Sie zum Beispiel wisse nicht, was genau sie geschluckt hatte, als ihre Trainerin ihr mit zwölf Jahren die ersten "Vitaminpillen" gab. Sicher sei nur, dass sie 1986 - da war sie 16 - mit Oral-Turinabol gedopt worden war, und dass sie seit 2001 schwer krank ist.
"Ich weiß zwar, in welchen Monaten ich 1986 Oral-Turinabol bekommen habe. Aber ich habe keine Vergabepläne. Also ich weiß nicht, wie sie das begründet haben, dass ich das bekommen habe. Also wenn man einmal den Schritt gegangen ist, über die Schamgrenze hinweg zu gehen, sich mit dem Thema zu beschäftigen, das an sich heranzulassen, dann will man das wissen."
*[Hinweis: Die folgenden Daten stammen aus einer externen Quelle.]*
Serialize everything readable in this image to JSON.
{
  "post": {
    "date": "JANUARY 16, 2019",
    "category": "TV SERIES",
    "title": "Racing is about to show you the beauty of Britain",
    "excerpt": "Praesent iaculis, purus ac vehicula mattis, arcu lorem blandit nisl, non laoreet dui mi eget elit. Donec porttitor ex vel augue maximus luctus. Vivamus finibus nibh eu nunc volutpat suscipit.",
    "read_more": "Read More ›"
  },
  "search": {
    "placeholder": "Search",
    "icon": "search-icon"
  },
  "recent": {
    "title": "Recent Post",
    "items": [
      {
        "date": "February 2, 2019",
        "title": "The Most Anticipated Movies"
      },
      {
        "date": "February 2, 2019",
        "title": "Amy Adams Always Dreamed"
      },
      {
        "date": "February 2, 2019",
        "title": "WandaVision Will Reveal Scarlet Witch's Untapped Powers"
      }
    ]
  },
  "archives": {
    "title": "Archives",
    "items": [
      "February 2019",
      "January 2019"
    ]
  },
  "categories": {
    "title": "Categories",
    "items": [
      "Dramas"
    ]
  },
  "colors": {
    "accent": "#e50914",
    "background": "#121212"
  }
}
Marie Katrin Kanitz erhält keine Dopingopfer-Rente, weil sie angeblich nicht hinreichend nachweisen kann, dass die Dopingmittel für ihre Krankheit verantwortlich sind. So gehe es vielen anderen Ex-Leistungssportlern, berichtet sie.
Dennoch meint der sportpolitische Sprecher der regierenden SPD-Landtagsfraktion unverändert, das Erforschen der regional durchaus unterschiedlich gehandhabten Dopingpraxis sei überflüssig. Die Linken tauchten ganz ab. Die mitregierende CDU signalisierte Unterstützung für den Forschungsantrag von Bündnis 90/Die Grünen.
Akutfonds für Doping-Opfer
Sympathie gab es für eine Forderung des Berliner Dopingopfer-Hilfevereins, der bundesweit rund 700 Ex-Athleten betreut, darunter 79 aus Mecklenburg-Vorpommern. Die Schweriner Politiker mögen sich für einen Akutfonds einsetzen, der Doping-Opfern schnell und praktisch helfen soll, erklärte der ehemalige Hammerwerfer und heutige Vereinsvizechef Thomas Götze. Seit einem halben Jahr renne man mit dieser Idee allen Entscheidern die Türen ein, vor allem im zuständigen Bundesinnenministerium.
"Von uns ist quasi gefordert worden, schlagt mal was vor, wie sowas laufen könnte. Daraufhin ist von uns einen Entwurf eines Akutfonds ---, da steht alles drin: Ein unabhängiges Expertengremium, ein Beirat. Über all diese Dinge herrscht Einigkeit. Aber einen kleinen Makel hat dieser Entwurf. Es fehlt an Geld."
Bleiben vor allem diese zwei Fragen: Wird Mecklenburg-Vorpommern tatsächlich zum Vorreiter, wenn es um die Erforschung regionaler Dopingstrukturen geht? Und: Wie groß ist die Neigung der Politik, einen Akutfonds auszustatten, übrigens für Doping-Opfer in Ost und West?